Background: The State and the federal ACA

Lastly, the ACA requires that, the state's health exchange's qualified health plans (QHPs)5, include a federally defined essential health benefits package (EHB). The federal government is allowing states to choose a benchmark plan6 to serve as the EHB until 2016 when the federal government is anticipated to revisit the EHB.

While states are allowed to mandate benefits in excess of the EHB, the federal law requires the state to defray the cost of any such additional mandated benefits for all plans sold in the exchange, by reimbursing the carrier or the insured for the excess coverage. State mandated benefits enacted after December 31, 2011 cannot be considered part of the EHB for 2014-2015 unless they are already part of the benchmark plan.7 However, neither the agency nor the mechanism for the state to pay these costs has been established.

The Out Years

The annualized ongoing fiscal impact identified above would continue into the future subject to (1) medical inflation, (2) the number of members in the state and municipal health plans, and exchange health plans, and (3) the utilization of services.


State of Connecticut Benefit Plan Document as of January 1, 2015


Office of the State Comptroller


Dept. of Social Services Website (Public Program Reimbursement Rates)

1 The state employee and retiree health plan is a self-insured health plan.
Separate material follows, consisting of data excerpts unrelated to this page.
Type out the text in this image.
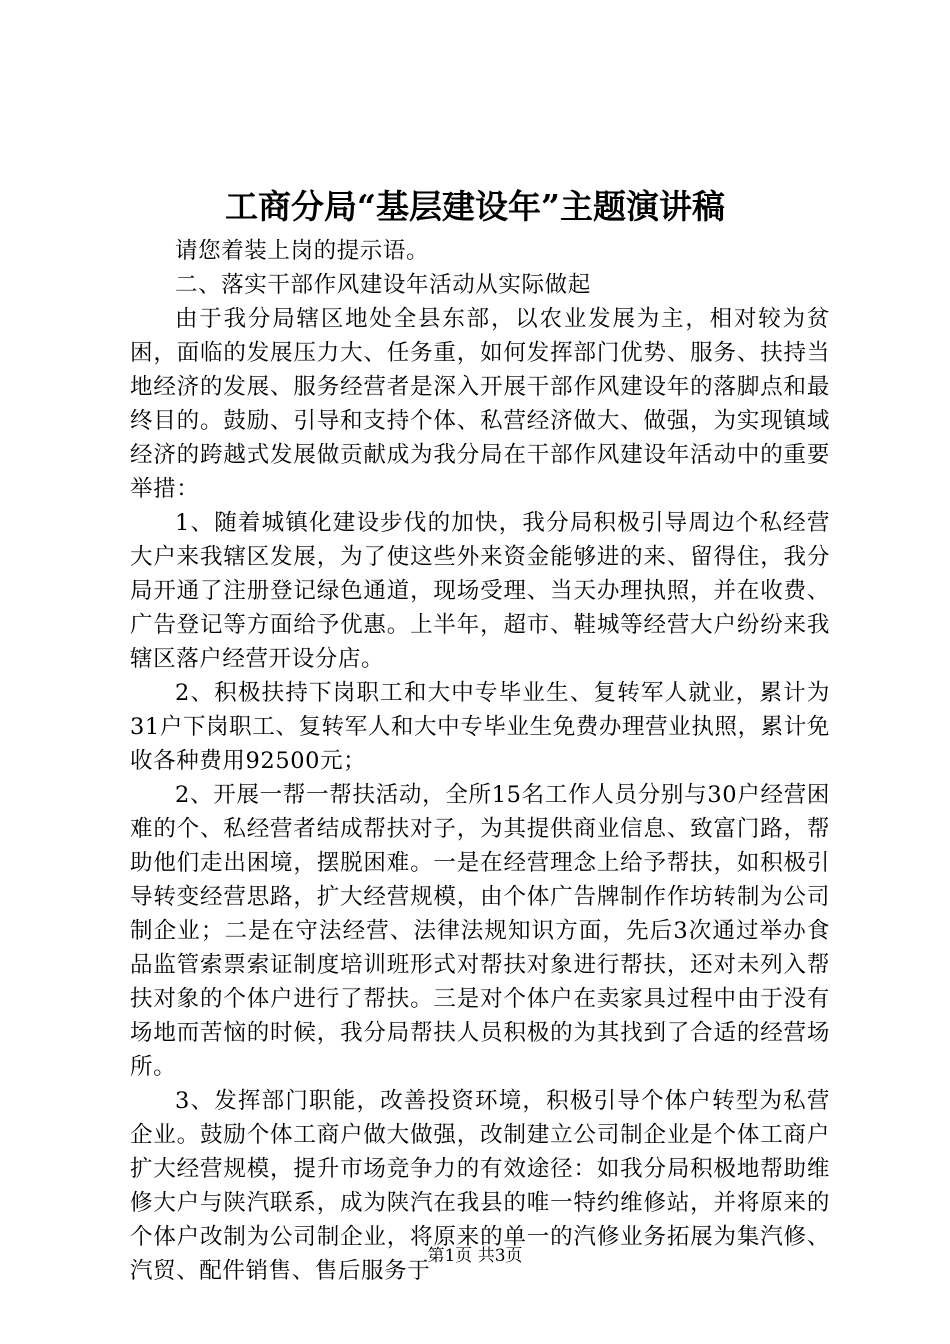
工商分局“基层建设年”主题演讲稿

请您着装上岗的提示语。

二、落实干部作风建设年活动从实际做起

由于我分局辖区地处全县东部，以农业发展为主，相对较为贫困，面临的发展压力大、任务重，如何发挥部门优势、服务、扶持当地经济的发展、服务经营者是深入开展干部作风建设年的落脚点和最终目的。鼓励、引导和支持个体、私营经济做大、做强，为实现镇域经济的跨越式发展做贡献成为我分局在干部作风建设年活动中的重要举措：

1、随着城镇化建设步伐的加快，我分局积极引导周边个私经营大户来我辖区发展，为了使这些外来资金能够进的来、留得住，我分局开通了注册登记绿色通道，现场受理、当天办理执照，并在收费、广告登记等方面给予优惠。上半年，超市、鞋城等经营大户纷纷来我辖区落户经营开设分店。

2、积极扶持下岗职工和大中专毕业生、复转军人就业，累计为31户下岗职工、复转军人和大中专毕业生免费办理营业执照，累计免收各种费用92500元；

2、开展一帮一帮扶活动，全所15名工作人员分别与30户经营困难的个、私经营者结成帮扶对子，为其提供商业信息、致富门路，帮助他们走出困境，摆脱困难。一是在经营理念上给予帮扶，如积极引导转变经营思路，扩大经营规模，由个体广告牌制作作坊转制为公司制企业；二是在守法经营、法律法规知识方面，先后3次通过举办食品监管索票索证制度培训班形式对帮扶对象进行帮扶，还对未列入帮扶对象的个体户进行了帮扶。三是对个体户在卖家具过程中由于没有场地而苦恼的时候，我分局帮扶人员积极的为其找到了合适的经营场所。

3、发挥部门职能，改善投资环境，积极引导个体户转型为私营企业。鼓励个体工商户做大做强，改制建立公司制企业是个体工商户扩大经营规模，提升市场竞争力的有效途径：如我分局积极地帮助维修大户与陕汽联系，成为陕汽在我县的唯一特约维修站，并将原来的个体户改制为公司制企业，将原来的单一的汽修业务拓展为集汽修、汽贸、配件销售、售后服务于

第1页 共3页
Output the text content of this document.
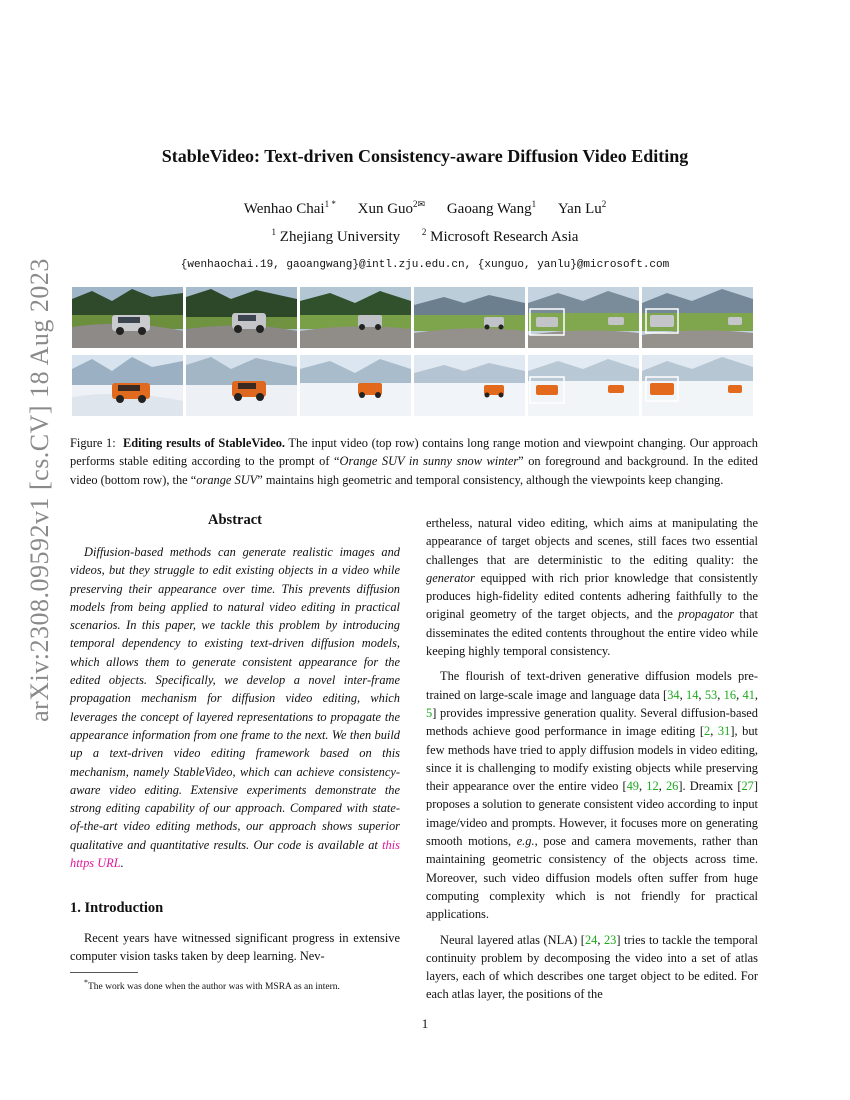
arXiv:2308.09592v1 [cs.CV] 18 Aug 2023
StableVideo: Text-driven Consistency-aware Diffusion Video Editing
Wenhao Chai$^{1 *}$ Xun Guo$^{2✉}$ Gaoang Wang$^1$ Yan Lu$^2$
$^1$ Zhejiang University $^2$ Microsoft Research Asia
{wenhaochai.19, gaoangwang}@intl.zju.edu.cn, {xunguo, yanlu}@microsoft.com

Figure 1: Editing results of StableVideo. The input video (top row) contains long range motion and viewpoint changing. Our approach performs stable editing according to the prompt of “Orange SUV in sunny snow winter” on foreground and background. In the edited video (bottom row), the “orange SUV” maintains high geometric and temporal consistency, although the viewpoints keep changing.

Abstract

Diffusion-based methods can generate realistic images and videos, but they struggle to edit existing objects in a video while preserving their appearance over time. This prevents diffusion models from being applied to natural video editing in practical scenarios. In this paper, we tackle this problem by introducing temporal dependency to existing text-driven diffusion models, which allows them to generate consistent appearance for the edited objects. Specifically, we develop a novel inter-frame propagation mechanism for diffusion video editing, which leverages the concept of layered representations to propagate the appearance information from one frame to the next. We then build up a text-driven video editing framework based on this mechanism, namely StableVideo, which can achieve consistency-aware video editing. Extensive experiments demonstrate the strong editing capability of our approach. Compared with state-of-the-art video editing methods, our approach shows superior qualitative and quantitative results. Our code is available at this https URL.

1. Introduction

Recent years have witnessed significant progress in extensive computer vision tasks taken by deep learning. Nev-

*The work was done when the author was with MSRA as an intern.

ertheless, natural video editing, which aims at manipulating the appearance of target objects and scenes, still faces two essential challenges that are deterministic to the editing quality: the generator equipped with rich prior knowledge that consistently produces high-fidelity edited contents adhering faithfully to the original geometry of the target objects, and the propagator that disseminates the edited contents throughout the entire video while keeping highly temporal consistency.

The flourish of text-driven generative diffusion models pre-trained on large-scale image and language data [34, 14, 53, 16, 41, 5] provides impressive generation quality. Several diffusion-based methods achieve good performance in image editing [2, 31], but few methods have tried to apply diffusion models in video editing, since it is challenging to modify existing objects while preserving their appearance over the entire video [49, 12, 26]. Dreamix [27] proposes a solution to generate consistent video according to input image/video and prompts. However, it focuses more on generating smooth motions, e.g., pose and camera movements, rather than maintaining geometric consistency of the objects across time. Moreover, such video diffusion models often suffer from huge computing complexity which is not friendly for practical applications.

Neural layered atlas (NLA) [24, 23] tries to tackle the temporal continuity problem by decomposing the video into a set of atlas layers, each of which describes one target object to be edited. For each atlas layer, the positions of the

1
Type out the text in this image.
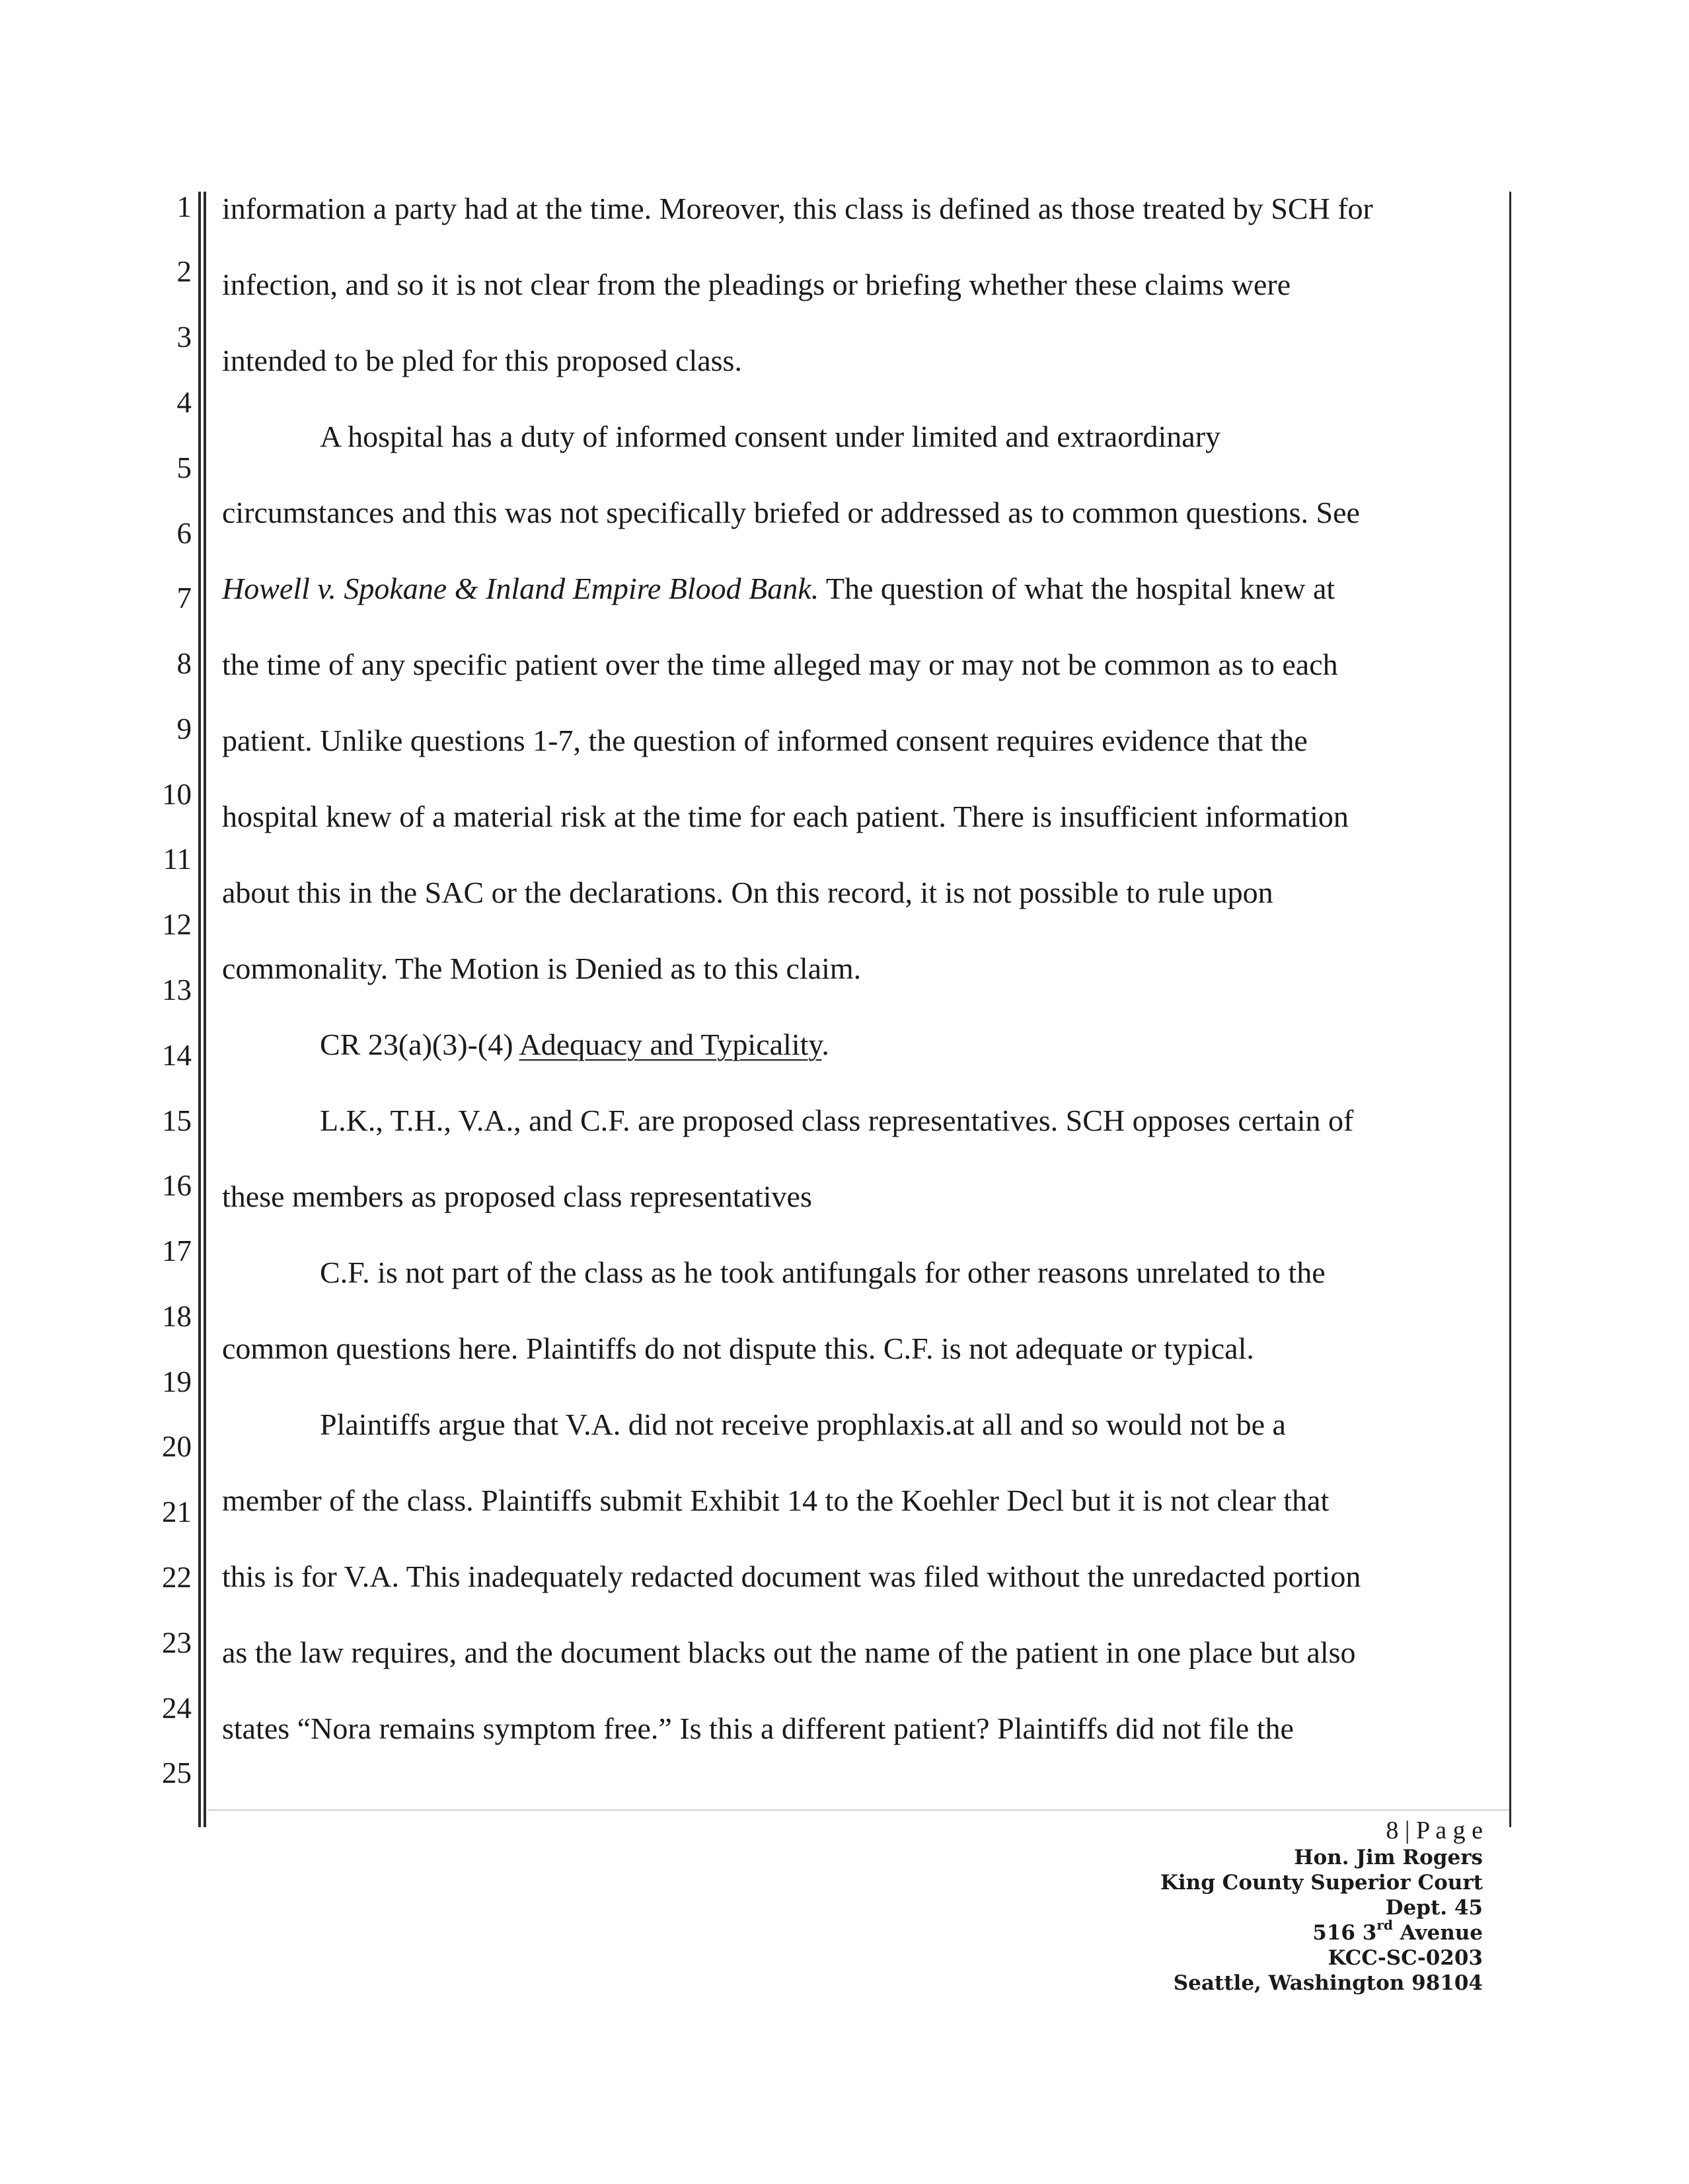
1
2
3
4
5
6
7
8
9
10
11
12
13
14
15
16
17
18
19
20
21
22
23
24
25
information a party had at the time. Moreover, this class is defined as those treated by SCH for
infection, and so it is not clear from the pleadings or briefing whether these claims were
intended to be pled for this proposed class.
A hospital has a duty of informed consent under limited and extraordinary
circumstances and this was not specifically briefed or addressed as to common questions. See
Howell v. Spokane & Inland Empire Blood Bank. The question of what the hospital knew at
the time of any specific patient over the time alleged may or may not be common as to each
patient. Unlike questions 1-7, the question of informed consent requires evidence that the
hospital knew of a material risk at the time for each patient. There is insufficient information
about this in the SAC or the declarations. On this record, it is not possible to rule upon
commonality. The Motion is Denied as to this claim.
CR 23(a)(3)-(4) Adequacy and Typicality.
L.K., T.H., V.A., and C.F. are proposed class representatives. SCH opposes certain of
these members as proposed class representatives
C.F. is not part of the class as he took antifungals for other reasons unrelated to the
common questions here. Plaintiffs do not dispute this. C.F. is not adequate or typical.
Plaintiffs argue that V.A. did not receive prophlaxis.at all and so would not be a
member of the class. Plaintiffs submit Exhibit 14 to the Koehler Decl but it is not clear that
this is for V.A. This inadequately redacted document was filed without the unredacted portion
as the law requires, and the document blacks out the name of the patient in one place but also
states “Nora remains symptom free.” Is this a different patient? Plaintiffs did not file the
8 | P a g e
Hon. Jim Rogers
King County Superior Court
Dept. 45
516 3rd Avenue
KCC-SC-0203
Seattle, Washington 98104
Pursuant to federal law, self-insured health plans are exempt from state health mandates. However, the state has traditionally adopted all state health mandates.

2 Estimate is based on FY 14 paid claims experience for coverage provided for the state health plan by Oxford and assumes a per member per month (PMPM) of $0.51 for the portion of the state plan population covered by Anthem.

3 The estimated cost is based on the PMPM impact of $0.02. The cost estimate for the state employee plan is based on the plan membership as of January 2015.

4 Grandfathered plans include most group insurance plans and some individual health plans created or purchased on or before March 23, 2010.

5 The state's health exchange, Access Health CT, opened its marketplace for Connecticut residents to purchase QHPs from carriers, with coverage starting January 1, 2014.

6 The state's benchmark plan is the Connecticare HMO plan with supplemental coverage for pediatric dental and vision care as required by the ACA.

7 Source: Dept. of Health and Human Services. Frequently Asked Questions on Essential Health Benefits Bulletin (February 21, 2012).